If you’re looking for great places to live–or simply a fascinating blog–Check out Sanphillippo’s Granola Shotgun, where he tours the country looking for what’s next, taking pictures, talking to locals and presenting myriad options for living an affordable, urban life.

image via Urbancincy

  • Ris

    Chiming in to say that Pittsburgh is NOT walkable and the airport is awful. I moved here four years ago from Chicago, which is truly walkable and has great public transit (and two good airports) and wow that was a wakeup call. What Pittsburgh does have is affordable real estate, so at least Sanphillippo gets that part right.

  • WithheldName

    Many of these second-tier historic American cities like Cincinnati and Louisville haven’t aged well. (They don’t call it the Rust Belt for nothing.) Most of their downtowns were hollowed out in the post-war boom years with urban renewal projects like downtown loop expressways, waterfront expressways, public housing projects, and monolithic downtown high-rises surrounded by empty plazas and oceans of parking lots.
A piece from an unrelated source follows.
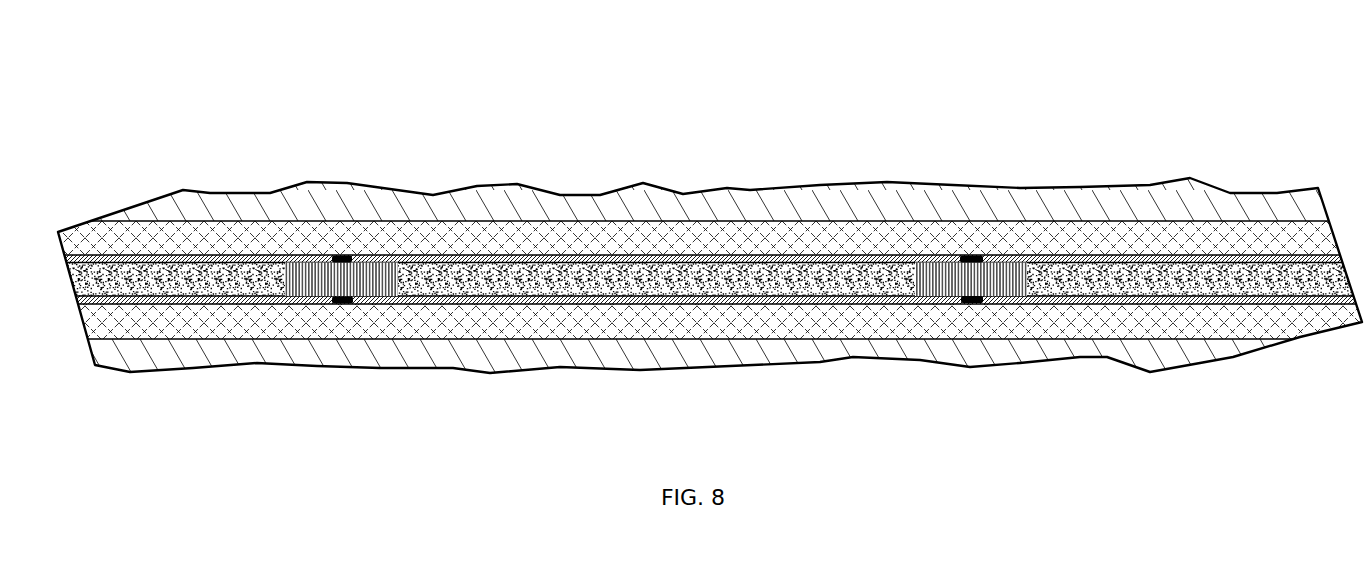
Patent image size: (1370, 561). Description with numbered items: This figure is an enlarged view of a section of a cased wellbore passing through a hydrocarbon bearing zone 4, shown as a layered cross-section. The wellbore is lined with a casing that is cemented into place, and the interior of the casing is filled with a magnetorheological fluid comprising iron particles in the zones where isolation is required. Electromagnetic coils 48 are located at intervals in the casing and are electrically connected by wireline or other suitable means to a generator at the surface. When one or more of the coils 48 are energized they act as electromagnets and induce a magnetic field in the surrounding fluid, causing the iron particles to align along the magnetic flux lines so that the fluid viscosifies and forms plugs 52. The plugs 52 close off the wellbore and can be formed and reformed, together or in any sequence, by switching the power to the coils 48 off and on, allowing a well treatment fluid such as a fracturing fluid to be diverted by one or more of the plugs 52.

Suburban flight dominated for decades as the central city housing stock deteriorated. The street car lines were replaced by bus routes for the transit-dependent underclass. Only selected Victorian and Bungalow enclaves remained intact. Manufacturing jobs vanished. Remaining jobs, primarily in “meds and eds” (hospitals and universities) increasingly relocated to the suburbs. The same with retail. The last of the downtown department stores coincided with new shopping malls in the suburbs.

    Luckily, these cities have been starting to reverse these trends in the last decade. But change is slow and generations of underinvestment in human-scale cities has made the task of restoring them seem overwhelming. If you relocate to Cleveland looking for a Manhattan-like experience on the cheap, you probably won’t find it, unfortunately.

  • Reeve

    Granola Shotgun is one of my favorite sites! I definitely resonate with a lot of what Johnny writes about. Check out the site if you have not already.

  • Does anyone remember what New York was like in 1974 or 1981? Anyone? Have we all forgotten what a bankrupt, falling-apart, crime infested disaster Manhattan was? Forget about Red Hook, Williamsburg, or Boerum Hill. They were wastelands. Same for Hoboken. See also, nearly all of D.C., big chunks of Chicago, and even large swaths of San Francisco… My point isn’t that Rust Belt cities are as fabulous as the best fully gentrified places that are currently fashionable and fully fluffed. Instead, I’m pointing out that there are places that are a decade or two behind the economic and cultural cycle that are in the process of reviving and now is a good time to explore their long term potential. But hey, if you’ve got $900,000 for a 400 square foot condo in the West Village by all means – enjoy. For the rest of us… it’s either a tract house in Jersey or a second tier city elsewhere.

    • lifeedited

      there’s a 400 sq ft condo for only $900K in west village? where? i need it!

  • Trollopian

    I’m going to disagree with Ris. Pittsburgh is eminently walkable. So much so that I gave up my car six months ago and signed up for Zipcar instead. True, it helps to live in the right neighborhood (I live downtown; other good candidates include the Strip, Lawrenceville, Bloomfield, Oakland, Squirrel Hill, and the “T” suburbs of Beechview, Dormont, etc.). Going to the airport? Hop the 28X bus. There aren’t enough flights….I’ll grant Ris gets that right. But it’s not fair to expect O’Hare, either.